Similarly it can spotlight potential risks like churn, bad csat, tickets that require repeated escalations,…
With the new Voice QA Zendesk expands this capability from traditional text-based channels to voice and uses conversation transcripts to audit your tickets.
Wrap up
So, that’s the new Zendesk Voice. A complete rework of Zendesk Talk featuring AI agents to automate incoming calls, integration with omnichannel routing to make sure the right agent picks up the phone, insights via summaries and intent detection, Copilot to assist agents during the call, and Voice QA that uses transcriptions and summaries to provide actionable insights after the call wraps up.
An AI Agent. An Agent Copilot. Zendesk QA.
An AI Agent.
Copilot
Zendesk QA.
Are you getting it? This is not a single product. These are three separate products. And they’re calling it Zendesk Voice.
All kidding aside, getting access to all the new features does require some work.
- You need Zendesk Suite to get access to a phone number and the overall voice capabilities in Zendesk.
- You need to buy Zendesk Advanced AI to get access to Agent Copilot with its quick replies, sentiment and intent analysis, and transcription and summary features.
- Zendesk QA brings you the new Voice QA features
- And finally, you need to get PolyAI to get the new AI Agent for Voice.
Long gone are the days of just buying Zendesk Suite and getting everything, and it feels we’re moving back to the days where Zendesk was a set of separate SKUs you could mix and match. The sole difference is that were previously you bought Zendesk to mix and match the channels you needed (talk, voice, help center, support,…), you now buy different add-ons depending on the kind of AI powered assist you need.
Do you want to deflect inquiries across channels and offer automated resolutions?
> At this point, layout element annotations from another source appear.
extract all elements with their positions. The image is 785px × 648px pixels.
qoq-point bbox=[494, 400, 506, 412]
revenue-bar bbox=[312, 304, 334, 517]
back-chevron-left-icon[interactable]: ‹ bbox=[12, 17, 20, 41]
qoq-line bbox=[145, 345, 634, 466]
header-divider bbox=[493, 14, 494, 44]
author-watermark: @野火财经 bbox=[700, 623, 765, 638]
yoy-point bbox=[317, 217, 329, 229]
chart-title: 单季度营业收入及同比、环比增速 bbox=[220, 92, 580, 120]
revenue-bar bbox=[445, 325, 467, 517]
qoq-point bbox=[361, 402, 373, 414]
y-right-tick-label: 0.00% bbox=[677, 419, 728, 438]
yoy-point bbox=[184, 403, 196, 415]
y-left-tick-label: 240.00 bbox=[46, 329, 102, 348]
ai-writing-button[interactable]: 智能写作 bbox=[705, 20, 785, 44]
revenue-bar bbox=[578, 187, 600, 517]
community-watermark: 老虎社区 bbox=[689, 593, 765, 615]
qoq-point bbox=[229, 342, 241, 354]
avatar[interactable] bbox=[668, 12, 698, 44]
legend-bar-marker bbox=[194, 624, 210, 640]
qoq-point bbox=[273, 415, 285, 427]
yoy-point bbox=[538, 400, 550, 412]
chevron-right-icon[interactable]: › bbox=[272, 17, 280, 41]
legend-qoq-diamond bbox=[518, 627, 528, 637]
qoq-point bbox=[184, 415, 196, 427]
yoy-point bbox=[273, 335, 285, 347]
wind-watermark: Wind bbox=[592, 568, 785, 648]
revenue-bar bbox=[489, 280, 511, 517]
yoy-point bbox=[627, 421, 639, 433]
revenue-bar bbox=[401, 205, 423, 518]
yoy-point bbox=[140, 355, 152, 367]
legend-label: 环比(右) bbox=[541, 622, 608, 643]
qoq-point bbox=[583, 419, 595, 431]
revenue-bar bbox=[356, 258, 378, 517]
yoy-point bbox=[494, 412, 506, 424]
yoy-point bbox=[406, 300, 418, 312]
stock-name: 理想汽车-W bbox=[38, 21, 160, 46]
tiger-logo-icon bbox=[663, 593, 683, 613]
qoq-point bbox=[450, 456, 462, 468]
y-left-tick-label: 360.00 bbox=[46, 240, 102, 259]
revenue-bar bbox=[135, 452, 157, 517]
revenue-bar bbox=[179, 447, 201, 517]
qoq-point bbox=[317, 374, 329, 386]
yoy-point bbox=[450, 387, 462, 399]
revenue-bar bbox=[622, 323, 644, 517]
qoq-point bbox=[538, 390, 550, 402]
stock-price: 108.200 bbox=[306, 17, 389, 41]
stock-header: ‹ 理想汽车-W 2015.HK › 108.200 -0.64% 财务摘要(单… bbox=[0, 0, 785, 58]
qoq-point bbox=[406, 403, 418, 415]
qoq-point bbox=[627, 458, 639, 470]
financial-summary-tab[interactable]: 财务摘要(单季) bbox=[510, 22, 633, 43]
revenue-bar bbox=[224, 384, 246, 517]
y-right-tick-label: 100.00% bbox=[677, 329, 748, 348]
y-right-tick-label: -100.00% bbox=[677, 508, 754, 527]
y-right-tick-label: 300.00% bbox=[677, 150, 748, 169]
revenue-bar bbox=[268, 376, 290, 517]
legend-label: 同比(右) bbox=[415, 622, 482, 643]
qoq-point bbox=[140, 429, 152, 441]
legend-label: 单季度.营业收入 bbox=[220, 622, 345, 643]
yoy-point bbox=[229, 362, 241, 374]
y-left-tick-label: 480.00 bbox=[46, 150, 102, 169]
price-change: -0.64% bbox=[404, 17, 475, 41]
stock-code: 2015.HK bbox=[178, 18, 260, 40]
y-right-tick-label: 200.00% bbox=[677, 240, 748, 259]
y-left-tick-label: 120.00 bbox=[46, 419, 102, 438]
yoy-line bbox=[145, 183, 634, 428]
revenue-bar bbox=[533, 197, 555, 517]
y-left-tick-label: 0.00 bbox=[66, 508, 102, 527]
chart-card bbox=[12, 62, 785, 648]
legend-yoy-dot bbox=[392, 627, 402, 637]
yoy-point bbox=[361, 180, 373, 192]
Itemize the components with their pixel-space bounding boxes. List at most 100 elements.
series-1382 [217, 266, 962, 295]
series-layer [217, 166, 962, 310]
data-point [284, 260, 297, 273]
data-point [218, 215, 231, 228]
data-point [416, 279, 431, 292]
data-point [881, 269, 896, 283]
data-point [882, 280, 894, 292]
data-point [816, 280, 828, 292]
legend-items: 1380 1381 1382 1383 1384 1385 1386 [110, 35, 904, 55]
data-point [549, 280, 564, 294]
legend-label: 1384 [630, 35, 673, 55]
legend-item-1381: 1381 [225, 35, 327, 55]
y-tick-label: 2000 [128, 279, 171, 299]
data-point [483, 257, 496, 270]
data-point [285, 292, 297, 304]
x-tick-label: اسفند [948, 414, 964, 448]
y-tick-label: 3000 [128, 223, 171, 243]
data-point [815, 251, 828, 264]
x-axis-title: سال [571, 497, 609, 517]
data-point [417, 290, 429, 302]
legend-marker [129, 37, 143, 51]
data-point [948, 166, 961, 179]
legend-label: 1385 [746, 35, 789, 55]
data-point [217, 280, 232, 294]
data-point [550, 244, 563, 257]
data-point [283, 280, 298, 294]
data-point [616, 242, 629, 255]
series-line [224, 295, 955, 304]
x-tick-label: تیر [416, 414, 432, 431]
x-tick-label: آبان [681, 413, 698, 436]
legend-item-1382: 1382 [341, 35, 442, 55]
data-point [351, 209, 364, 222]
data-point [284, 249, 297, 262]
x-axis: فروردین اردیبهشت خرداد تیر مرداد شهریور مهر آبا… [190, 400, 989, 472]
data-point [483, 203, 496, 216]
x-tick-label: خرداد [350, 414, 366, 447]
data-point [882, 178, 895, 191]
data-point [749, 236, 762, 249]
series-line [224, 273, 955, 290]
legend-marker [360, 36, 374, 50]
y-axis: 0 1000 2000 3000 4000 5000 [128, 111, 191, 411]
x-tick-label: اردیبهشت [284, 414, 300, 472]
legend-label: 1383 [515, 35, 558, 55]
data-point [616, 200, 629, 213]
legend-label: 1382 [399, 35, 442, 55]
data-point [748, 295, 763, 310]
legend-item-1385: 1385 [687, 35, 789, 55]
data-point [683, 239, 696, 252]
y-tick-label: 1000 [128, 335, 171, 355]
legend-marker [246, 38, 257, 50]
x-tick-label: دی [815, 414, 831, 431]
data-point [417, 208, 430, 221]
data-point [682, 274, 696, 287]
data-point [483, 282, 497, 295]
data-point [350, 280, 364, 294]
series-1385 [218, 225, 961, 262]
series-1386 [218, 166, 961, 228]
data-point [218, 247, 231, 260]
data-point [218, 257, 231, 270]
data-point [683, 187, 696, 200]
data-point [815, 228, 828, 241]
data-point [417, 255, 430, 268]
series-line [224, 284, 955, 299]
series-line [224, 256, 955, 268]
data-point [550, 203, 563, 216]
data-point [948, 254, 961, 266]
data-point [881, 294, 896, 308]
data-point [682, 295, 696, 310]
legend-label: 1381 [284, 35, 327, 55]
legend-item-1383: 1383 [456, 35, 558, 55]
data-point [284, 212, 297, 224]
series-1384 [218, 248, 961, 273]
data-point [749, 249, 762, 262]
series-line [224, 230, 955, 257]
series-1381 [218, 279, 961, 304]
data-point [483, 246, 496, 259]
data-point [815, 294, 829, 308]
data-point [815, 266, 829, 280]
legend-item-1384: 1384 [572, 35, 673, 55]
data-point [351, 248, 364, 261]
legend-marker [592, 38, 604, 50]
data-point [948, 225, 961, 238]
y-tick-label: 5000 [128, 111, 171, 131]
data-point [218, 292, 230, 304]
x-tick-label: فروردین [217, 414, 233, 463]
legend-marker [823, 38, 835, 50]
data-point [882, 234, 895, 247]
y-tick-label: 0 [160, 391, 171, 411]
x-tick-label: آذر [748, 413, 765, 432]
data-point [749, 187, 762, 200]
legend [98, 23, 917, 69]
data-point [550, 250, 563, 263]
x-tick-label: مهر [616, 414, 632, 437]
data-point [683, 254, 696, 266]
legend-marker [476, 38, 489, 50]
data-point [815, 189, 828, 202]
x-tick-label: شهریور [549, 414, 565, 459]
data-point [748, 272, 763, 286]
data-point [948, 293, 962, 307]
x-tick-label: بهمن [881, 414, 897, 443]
You need to invest in AI Agents.
Do you want to assist agents and make their work more efficient? Look into Advance AI to empowers Agent Workspace. Want to improve the way your team works and get actionable insights? Ask for Zendesk QA.
I do like this new Zendesk Voice. Zendesk Talk was a bit long in the tooth and often overlooked when I work with Zendesk with customers reaching out to third party providers to handle their phone calls. Now more of these customers might be able to handle their conversations without requiring a third party system, although I hope the incoming calls and escalation flows will also become available to those third party providers via the Zendesk Talk partner edition APIs.